Digestion de culture geek 80'
Ce film amorce un premier virage dans la carrière de l'excellent Edgar Wright, avec l'absence remarquée du mythique duo Pegg et Frost (je dirais même plus: les excellents Fegg et Prost) et un hommage total à l'univers des geeks. Et il faut bien l'avouer: on n'avait jamais vu ça sur grand écran avant ou, si ça s'est fait, je ne suis pas au courant.
Je pensais que seul le Japon aurait été capable de pondre une oeuvre pareille. De fait, Scott Pilgrim élabore une espèce de synthèse jouissive d'un phénomène né au pays du soleil levant en s'imprégnant jusqu'au dernier atome de pellicule des codes et du mode de fonctionnement des mangas et des jeux vidéo. On se retrouve face au parfait opposé de Kick-Ass qui présentait un Réel contaminé par un univers de fiction tandis que Scott est un pur univers de fiction sur lequel viennent s'apposer des éléments de la vie réelle. Sa grande réussite (et là ou Kick-Ass s'est planté), c'est qu'il n'oublie jamais cette distanciation qui apporte un regard empreint à la fois de respect et de dérision sur un phénomène culturel qui innonde ces dernières décennies. C'est la raison pour laquelle, alors que le film devient de plus en plus halluciné à mesure qu'approche son dénouement, il reste particulièrement pertinent et ne devient jamais une pâle copie de ce dont il parle.
Le problème, puisqu'il y en a un, c'est que pour apprécier le film, il faut déjà comprendre de quoi il parle, déjà connaitre les trames codifiées des univers qu'il détourne, condition sine qua non pour savourer l'humour toujours aussi grandiose de Wright. Sans quoi, Scott Pilgrim paraitra con, voire d'une nullité abyssale tant il n'hésite jamais à partir dans le grand guignolesque. L'univers du film n'existe que par rapport aux oeuvres qui le précèdent et qui l'ont nourri, ce qui est à la fois sa force et sa faiblesse. Car, sorti du phénomène geek des années 80, il y a beaucoup d'aspects du manga et du jeu vidéo qui sont tout bonnement mis à l'écart ce qui, je dois l'avouer, m'a frustré à plusieurs reprises. Dans Scott, l'univers geek c'est Dragon Ball, X-Or et Kung-fu Master, jamais Ghost in the Shell, Metal Gear Solid ou Silent Hill. C'est sûrement moins comique, je vous l'accorde. Mais être bombardé en permanence de gimmicks et de clichés de plus en plus désuets sans prendre en considération leur évolution artistique m'a parfois un peu gonflé. Sans compter que le jusqu'au-boutisme de Wright nous force à supporter parfois du très mauvais goût (la danse du tout premier ex maléfique... m'en suis toujours pas remis).

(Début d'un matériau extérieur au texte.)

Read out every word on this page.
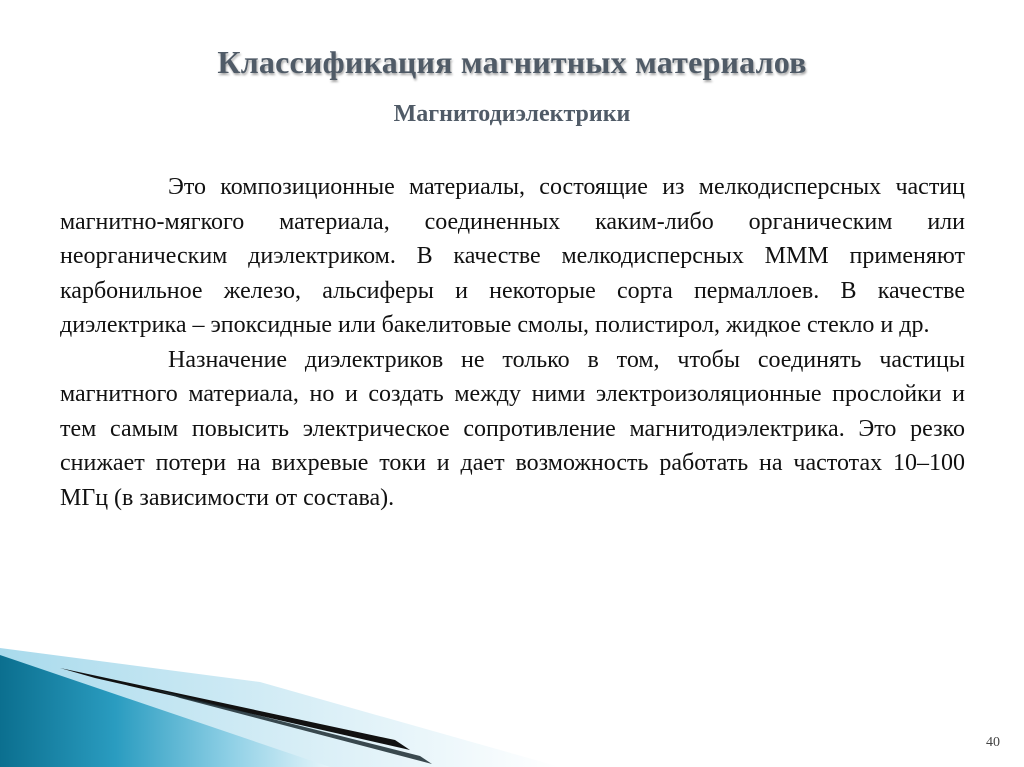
Классификация магнитных материалов
Магнитодиэлектрики

Это композиционные материалы, состоящие из мелкодисперсных частиц магнитно-мягкого материала, соединенных каким-либо органическим или неорганическим диэлектриком. В качестве мелкодисперсных МММ применяют карбонильное железо, альсиферы и некоторые сорта пермаллоев. В качестве диэлектрика – эпоксидные или бакелитовые смолы, полистирол, жидкое стекло и др.

Назначение диэлектриков не только в том, чтобы соединять частицы магнитного материала, но и создать между ними электроизоляционные прослойки и тем самым повысить электрическое сопротивление магнитодиэлектрика. Это резко снижает потери на вихревые токи и дает возможность работать на частотах 10–100 МГц (в зависимости от состава).

40
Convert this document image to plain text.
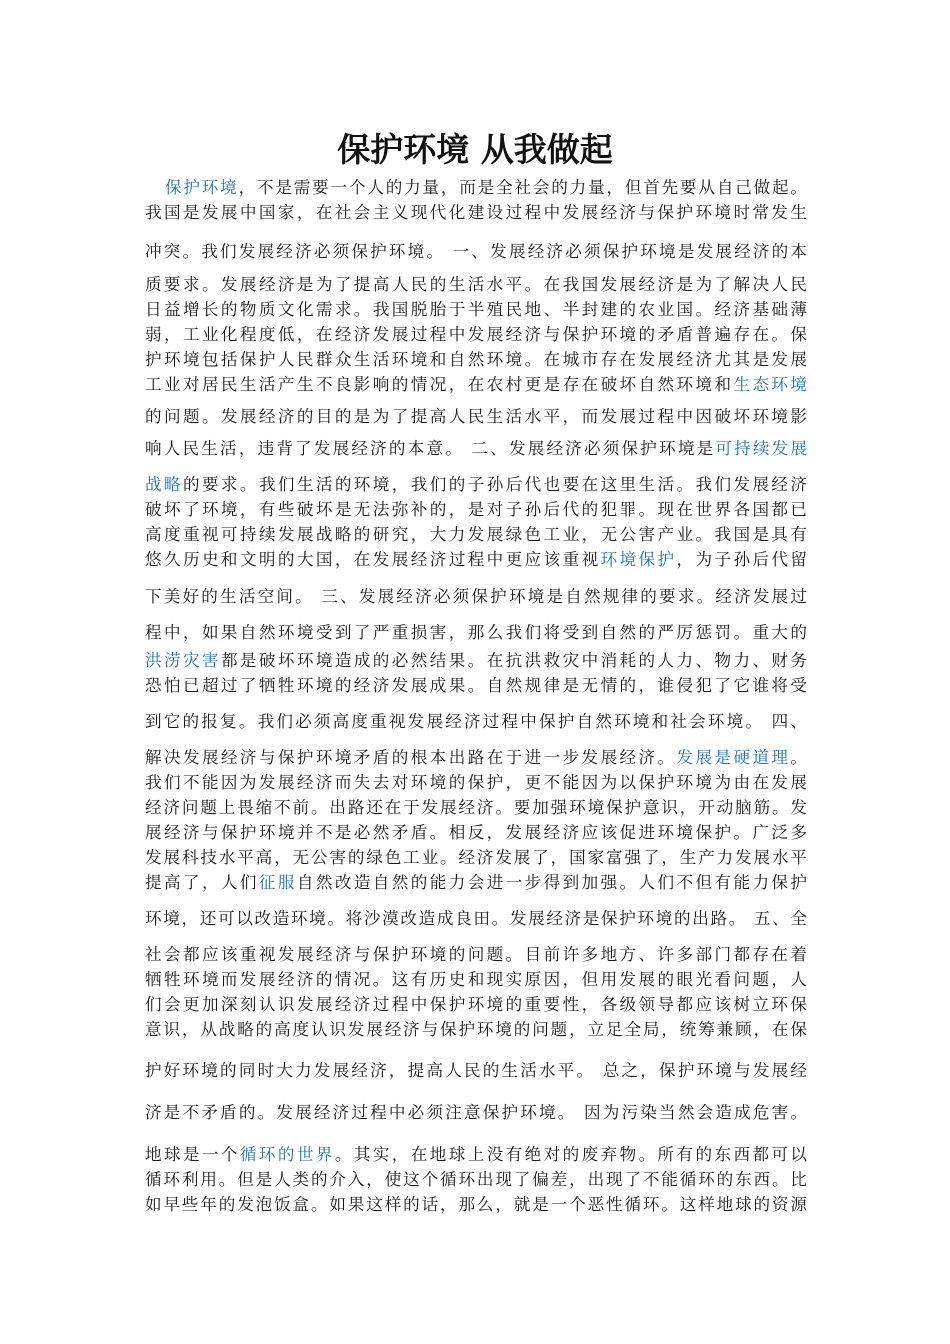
保护环境 从我做起
保护环境，不是需要一个人的力量，而是全社会的力量，但首先要从自己做起。
我国是发展中国家，在社会主义现代化建设过程中发展经济与保护环境时常发生
冲突。我们发展经济必须保护环境。 一、发展经济必须保护环境是发展经济的本
质要求。发展经济是为了提高人民的生活水平。在我国发展经济是为了解决人民
日益增长的物质文化需求。我国脱胎于半殖民地、半封建的农业国。经济基础薄
弱，工业化程度低，在经济发展过程中发展经济与保护环境的矛盾普遍存在。保
护环境包括保护人民群众生活环境和自然环境。在城市存在发展经济尤其是发展
工业对居民生活产生不良影响的情况，在农村更是存在破坏自然环境和生态环境
的问题。发展经济的目的是为了提高人民生活水平，而发展过程中因破坏环境影
响人民生活，违背了发展经济的本意。 二、发展经济必须保护环境是可持续发展
战略的要求。我们生活的环境，我们的子孙后代也要在这里生活。我们发展经济
破坏了环境，有些破坏是无法弥补的，是对子孙后代的犯罪。现在世界各国都已
高度重视可持续发展战略的研究，大力发展绿色工业，无公害产业。我国是具有
悠久历史和文明的大国，在发展经济过程中更应该重视环境保护，为子孙后代留
下美好的生活空间。 三、发展经济必须保护环境是自然规律的要求。经济发展过
程中，如果自然环境受到了严重损害，那么我们将受到自然的严厉惩罚。重大的
洪涝灾害都是破坏环境造成的必然结果。在抗洪救灾中消耗的人力、物力、财务
恐怕已超过了牺牲环境的经济发展成果。自然规律是无情的，谁侵犯了它谁将受
到它的报复。我们必须高度重视发展经济过程中保护自然环境和社会环境。 四、
解决发展经济与保护环境矛盾的根本出路在于进一步发展经济。发展是硬道理。
我们不能因为发展经济而失去对环境的保护，更不能因为以保护环境为由在发展
经济问题上畏缩不前。出路还在于发展经济。要加强环境保护意识，开动脑筋。发
展经济与保护环境并不是必然矛盾。相反，发展经济应该促进环境保护。广泛多
发展科技水平高，无公害的绿色工业。经济发展了，国家富强了，生产力发展水平
提高了，人们征服自然改造自然的能力会进一步得到加强。人们不但有能力保护
环境，还可以改造环境。将沙漠改造成良田。发展经济是保护环境的出路。 五、全
社会都应该重视发展经济与保护环境的问题。目前许多地方、许多部门都存在着
牺牲环境而发展经济的情况。这有历史和现实原因，但用发展的眼光看问题，人
们会更加深刻认识发展经济过程中保护环境的重要性，各级领导都应该树立环保
意识，从战略的高度认识发展经济与保护环境的问题，立足全局，统筹兼顾，在保
护好环境的同时大力发展经济，提高人民的生活水平。 总之，保护环境与发展经
济是不矛盾的。发展经济过程中必须注意保护环境。 因为污染当然会造成危害。
地球是一个循环的世界。其实，在地球上没有绝对的废弃物。所有的东西都可以
循环利用。但是人类的介入，使这个循环出现了偏差，出现了不能循环的东西。比
如早些年的发泡饭盒。如果这样的话，那么，就是一个恶性循环。这样地球的资源
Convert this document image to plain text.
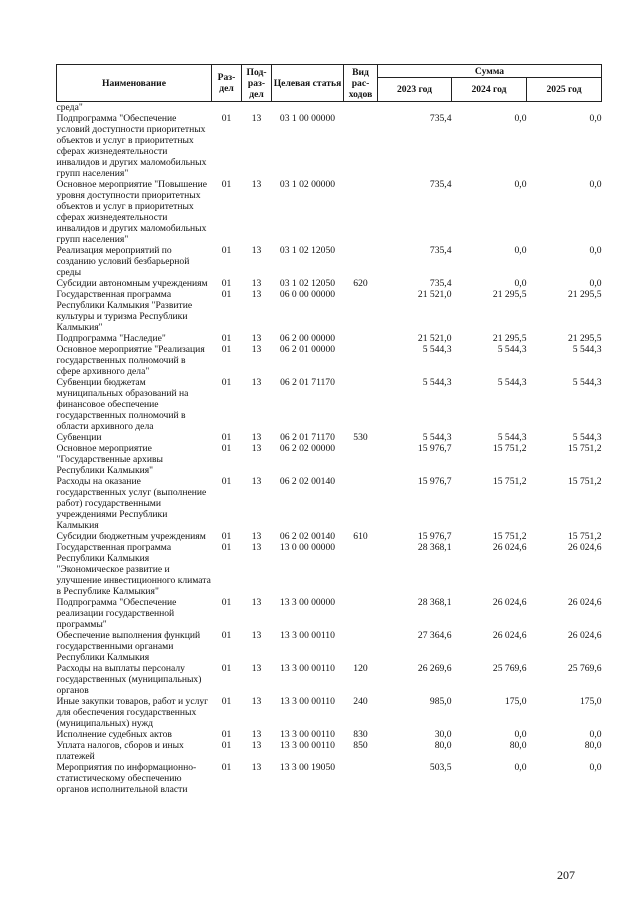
Наименование	Раз-дел	Под-раз-дел	Целевая статья	Вид рас-ходов	Сумма		
					2023 год	2024 год	2025 год
среда"							
Подпрограмма "Обеспечение условий доступности приоритетных объектов и услуг в приоритетных сферах жизнедеятельности инвалидов и других маломобильных групп населения"	01	13	03 1 00 00000		735,4	0,0	0,0
Основное мероприятие "Повышение уровня доступности приоритетных объектов и услуг в приоритетных сферах жизнедеятельности инвалидов и других маломобильных групп населения"	01	13	03 1 02 00000		735,4	0,0	0,0
Реализация мероприятий по созданию условий безбарьерной среды	01	13	03 1 02 12050		735,4	0,0	0,0
Субсидии автономным учреждениям	01	13	03 1 02 12050	620	735,4	0,0	0,0
Государственная программа Республики Калмыкия "Развитие культуры и туризма Республики Калмыкия"	01	13	06 0 00 00000		21 521,0	21 295,5	21 295,5
Подпрограмма "Наследие"	01	13	06 2 00 00000		21 521,0	21 295,5	21 295,5
Основное мероприятие "Реализация государственных полномочий в сфере архивного дела"	01	13	06 2 01 00000		5 544,3	5 544,3	5 544,3
Субвенции бюджетам муниципальных образований на финансовое обеспечение государственных полномочий в области архивного дела	01	13	06 2 01 71170		5 544,3	5 544,3	5 544,3
Субвенции	01	13	06 2 01 71170	530	5 544,3	5 544,3	5 544,3
Основное мероприятие "Государственные архивы Республики Калмыкия"	01	13	06 2 02 00000		15 976,7	15 751,2	15 751,2
Расходы на оказание государственных услуг (выполнение работ) государственными учреждениями Республики Калмыкия	01	13	06 2 02 00140		15 976,7	15 751,2	15 751,2
Субсидии бюджетным учреждениям	01	13	06 2 02 00140	610	15 976,7	15 751,2	15 751,2
Государственная программа Республики Калмыкия "Экономическое развитие и улучшение инвестиционного климата в Республике Калмыкия"	01	13	13 0 00 00000		28 368,1	26 024,6	26 024,6
Подпрограмма "Обеспечение реализации государственной программы"	01	13	13 3 00 00000		28 368,1	26 024,6	26 024,6
Обеспечение выполнения функций государственными органами Республики Калмыкия	01	13	13 3 00 00110		27 364,6	26 024,6	26 024,6
Расходы на выплаты персоналу государственных (муниципальных) органов	01	13	13 3 00 00110	120	26 269,6	25 769,6	25 769,6
Иные закупки товаров, работ и услуг для обеспечения государственных (муниципальных) нужд	01	13	13 3 00 00110	240	985,0	175,0	175,0
Исполнение судебных актов	01	13	13 3 00 00110	830	30,0	0,0	0,0
Уплата налогов, сборов и иных платежей	01	13	13 3 00 00110	850	80,0	80,0	80,0
Мероприятия по информационно-статистическому обеспечению органов исполнительной власти	01	13	13 3 00 19050		503,5	0,0	0,0
207
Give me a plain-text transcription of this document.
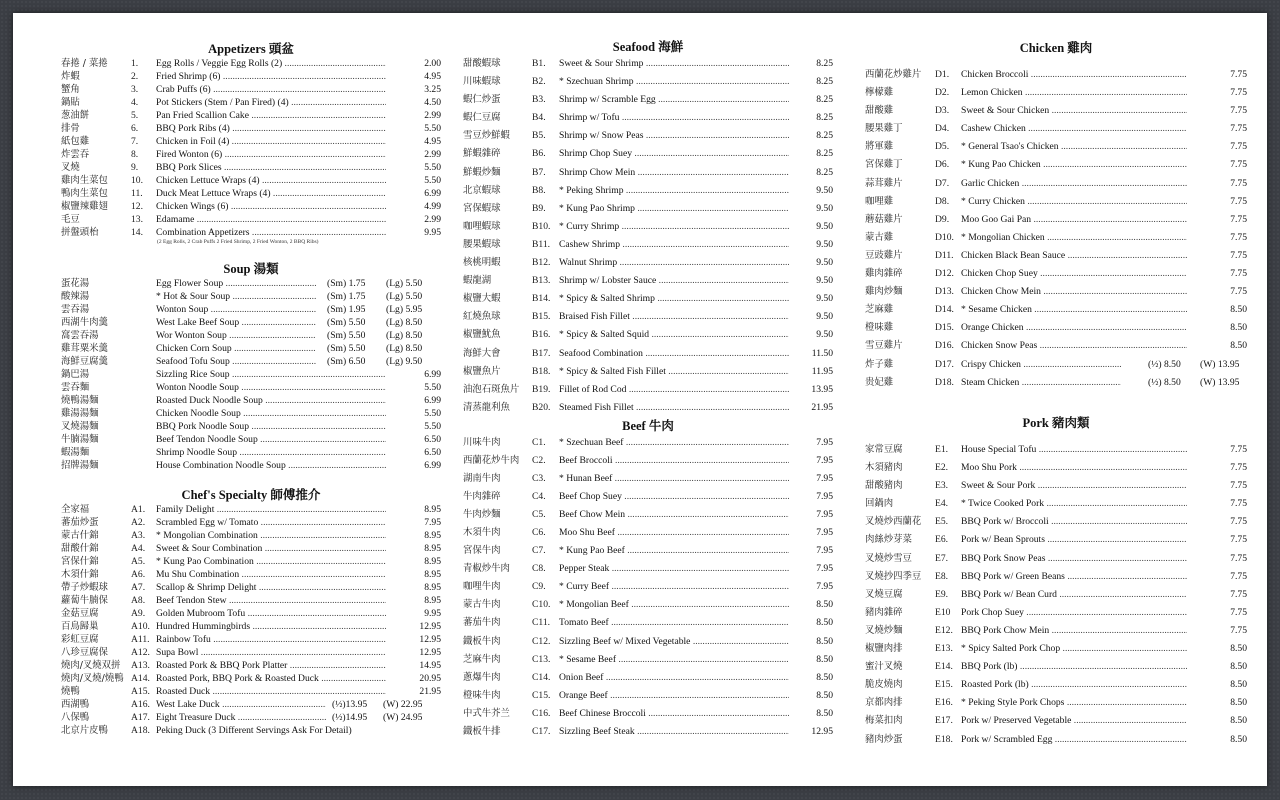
Appetizers 頭盆
春捲 / 菜捲 1. Egg Rolls / Veggie Egg Rolls (2) .....	2.00
炸蝦	2. Fried Shrimp (6) .....	4.95
蟹角	3. Crab Puffs (6) .....	3.25
鍋貼	4. Pot Stickers (Stem / Pan Fired) (4) .....	4.50
葱油餅	5. Pan Fried Scallion Cake .....	2.99
排骨	6. BBQ Pork Ribs (4) .....	5.50
紙包雞	7. Chicken in Foil (4) .....	4.95
炸雲吞	8. Fired Wonton (6) .....	2.99
叉燒	9. BBQ Pork Slices .....	5.50
雞肉生菜包 10. Chicken Lettuce Wraps (4) .....	5.50
鴨肉生菜包 11. Duck Meat Lettuce Wraps (4) .....	6.99
椒鹽辣雞翅 12. Chicken Wings (6) .....	4.99
毛豆	13. Edamame .....	2.99
拼盤頭枱	14. Combination Appetizers .....	9.95
(2 Egg Rolls, 2 Crab Puffs 2 Fried Shrimp, 2 Fried Wonton, 2 BBQ Ribs)
Soup 湯類
蛋花湯	Egg Flower Soup .....	(Sm) 1.75 (Lg) 5.50
酸辣湯	* Hot & Sour Soup .....	(Sm) 1.75 (Lg) 5.50
雲吞湯	Wonton Soup .....	(Sm) 1.95 (Lg) 5.95
西湖牛肉羹	West Lake Beef Soup .....	(Sm) 5.50 (Lg) 8.50
窩雲吞湯	Wor Wonton Soup .....	(Sm) 5.50 (Lg) 8.50
雞茸粟米羹	Chicken Corn Soup .....	(Sm) 5.50 (Lg) 8.50
海鮮豆腐羹	Seafood Tofu Soup .....	(Sm) 6.50 (Lg) 9.50
鍋巴湯	Sizzling Rice Soup .....	6.99
雲吞麵	Wonton Noodle Soup .....	5.50
燒鴨湯麵	Roasted Duck Noodle Soup .....	6.99
雞湯湯麵	Chicken Noodle Soup .....	5.50
叉燒湯麵	BBQ Pork Noodle Soup .....	5.50
牛腩湯麵	Beef Tendon Noodle Soup .....	6.50
蝦湯麵	Shrimp Noodle Soup .....	6.50
招牌湯麵	House Combination Noodle Soup .....	6.99
Chef's Specialty 師傅推介
全家福	A1. Family Delight .....	8.95
蕃茄炒蛋	A2. Scrambled Egg w/ Tomato .....	7.95
蒙古什錦	A3. * Mongolian Combination .....	8.95
甜酸什錦	A4. Sweet & Sour Combination .....	8.95
宮保什錦	A5. * Kung Pao Combination .....	8.95
木須什錦	A6. Mu Shu Combination .....	8.95
帶子炒蝦球 A7. Scallop & Shrimp Delight .....	8.95
蘿蔔牛腩保 A8. Beef Tendon Stew .....	8.95
金菇豆腐	A9. Golden Mubroom Tofu .....	9.95
百鳥歸巢	A10. Hundred Hummingbirds .....	12.95
彩虹豆腐	A11. Rainbow Tofu .....	12.95
八珍豆腐保 A12. Supa Bowl .....	12.95
燒肉/叉燒双拼 A13. Roasted Pork & BBQ Pork Platter .....	14.95
燒肉/叉燒/燒鴨 A14. Roasted Pork, BBQ Pork & Roasted Duck .....	20.95
燒鴨	A15. Roasted Duck .....	21.95
西湖鴨	A16. West Lake Duck .....	(½)13.95 (W) 22.95
八保鴨	A17. Eight Treasure Duck .....	(½)14.95 (W) 24.95
北京片皮鴨 A18. Peking Duck (3 Different Servings Ask For Detail)
Seafood 海鮮
甜酸蝦球	B1. Sweet & Sour Shrimp .....	8.25
川味蝦球	B2. * Szechuan Shrimp .....	8.25
蝦仁炒蛋	B3. Shrimp w/ Scramble Egg .....	8.25
蝦仁豆腐	B4. Shrimp w/ Tofu .....	8.25
雪豆炒鮮蝦 B5. Shrimp w/ Snow Peas .....	8.25
鮮蝦雜碎	B6. Shrimp Chop Suey .....	8.25
鮮蝦炒麵	B7. Shrimp Chow Mein .....	8.25
北京蝦球	B8. * Peking Shrimp .....	9.50
宮保蝦球	B9. * Kung Pao Shrimp .....	9.50
咖哩蝦球	B10. * Curry Shrimp .....	9.50
腰果蝦球	B11. Cashew Shrimp .....	9.50
核桃明蝦	B12. Walnut Shrimp .....	9.50
蝦龍湖	B13. Shrimp w/ Lobster Sauce .....	9.50
椒鹽大蝦	B14. * Spicy & Salted Shrimp .....	9.50
紅燒魚球	B15. Braised Fish Fillet .....	9.50
椒鹽魷魚	B16. * Spicy & Salted Squid .....	9.50
海鮮大會	B17. Seafood Combination .....	11.50
椒鹽魚片	B18. * Spicy & Salted Fish Fillet .....	11.95
油泡石斑魚片 B19. Fillet of Rod Cod .....	13.95
清蒸龍利魚 B20. Steamed Fish Fillet .....	21.95
Beef 牛肉
川味牛肉	C1. * Szechuan Beef .....	7.95
西蘭花炒牛肉 C2. Beef Broccoli .....	7.95
湖南牛肉	C3. * Hunan Beef .....	7.95
牛肉雜碎	C4. Beef Chop Suey .....	7.95
牛肉炒麵	C5. Beef Chow Mein .....	7.95
木須牛肉	C6. Moo Shu Beef .....	7.95
宮保牛肉	C7. * Kung Pao Beef .....	7.95
青椒炒牛肉 C8. Pepper Steak .....	7.95
咖哩牛肉	C9. * Curry Beef .....	7.95
蒙古牛肉	C10. * Mongolian Beef .....	8.50
蕃茄牛肉	C11. Tomato Beef .....	8.50
鐵板牛肉	C12. Sizzling Beef w/ Mixed Vegetable .....	8.50
芝麻牛肉	C13. * Sesame Beef .....	8.50
蔥爆牛肉	C14. Onion Beef .....	8.50
橙味牛肉	C15. Orange Beef .....	8.50
中式牛芥兰 C16. Beef Chinese Broccoli .....	8.50
鐵板牛排	C17. Sizzling Beef Steak .....	12.95
Chicken 雞肉
西蘭花炒雞片 D1. Chicken Broccoli .....	7.75
檸檬雞	D2. Lemon Chicken .....	7.75
甜酸雞	D3. Sweet & Sour Chicken .....	7.75
腰果雞丁	D4. Cashew Chicken .....	7.75
將軍雞	D5. * General Tsao's Chicken .....	7.75
宮保雞丁	D6. * Kung Pao Chicken .....	7.75
蒜茸雞片	D7. Garlic Chicken .....	7.75
咖哩雞	D8. * Curry Chicken .....	7.75
蘑菇雞片	D9. Moo Goo Gai Pan .....	7.75
蒙古雞	D10. * Mongolian Chicken .....	7.75
豆豉雞片	D11. Chicken Black Bean Sauce .....	7.75
雞肉雜碎	D12. Chicken Chop Suey .....	7.75
雞肉炒麵	D13. Chicken Chow Mein .....	7.75
芝麻雞	D14. * Sesame Chicken .....	8.50
橙味雞	D15. Orange Chicken .....	8.50
雪豆雞片	D16. Chicken Snow Peas .....	8.50
炸子雞	D17. Crispy Chicken .....	(½) 8.50 (W) 13.95
贵妃雞	D18. Steam Chicken .....	(½) 8.50 (W) 13.95
Pork 豬肉類
家常豆腐	E1. House Special Tofu .....	7.75
木須豬肉	E2. Moo Shu Pork .....	7.75
甜酸豬肉	E3. Sweet & Sour Pork .....	7.75
回鍋肉	E4. * Twice Cooked Pork .....	7.75
叉燒炒西蘭花 E5. BBQ Pork w/ Broccoli .....	7.75
肉絲炒芽菜 E6. Pork w/ Bean Sprouts .....	7.75
叉燒炒雪豆 E7. BBQ Pork Snow Peas .....	7.75
叉燒抄四季豆 E8. BBQ Pork w/ Green Beans .....	7.75
叉燒豆腐	E9. BBQ Pork w/ Bean Curd .....	7.75
豬肉雜碎	E10 Pork Chop Suey .....	7.75
叉燒炒麵	E12. BBQ Pork Chow Mein .....	7.75
椒鹽肉排	E13. * Spicy Salted Pork Chop .....	8.50
蜜汁叉燒	E14. BBQ Pork (lb) .....	8.50
脆皮燒肉	E15. Roasted Pork (lb) .....	8.50
京都肉排	E16. * Peking Style Pork Chops .....	8.50
梅菜扣肉	E17. Pork w/ Preserved Vegetable .....	8.50
豬肉炒蛋	E18. Pork w/ Scrambled Egg .....	8.50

Au-delà de ces raccourcis difficilement évitables quand on adapte un scénario déjà existant, je ne peux qu'applaudir l'humour et l'audace d'un réalisateur vraiment intelligent qui sait toujours aussi bien pointer du doigt les déficiences humaines bien réelles derrière le vernis de la blague potache et de la parodie.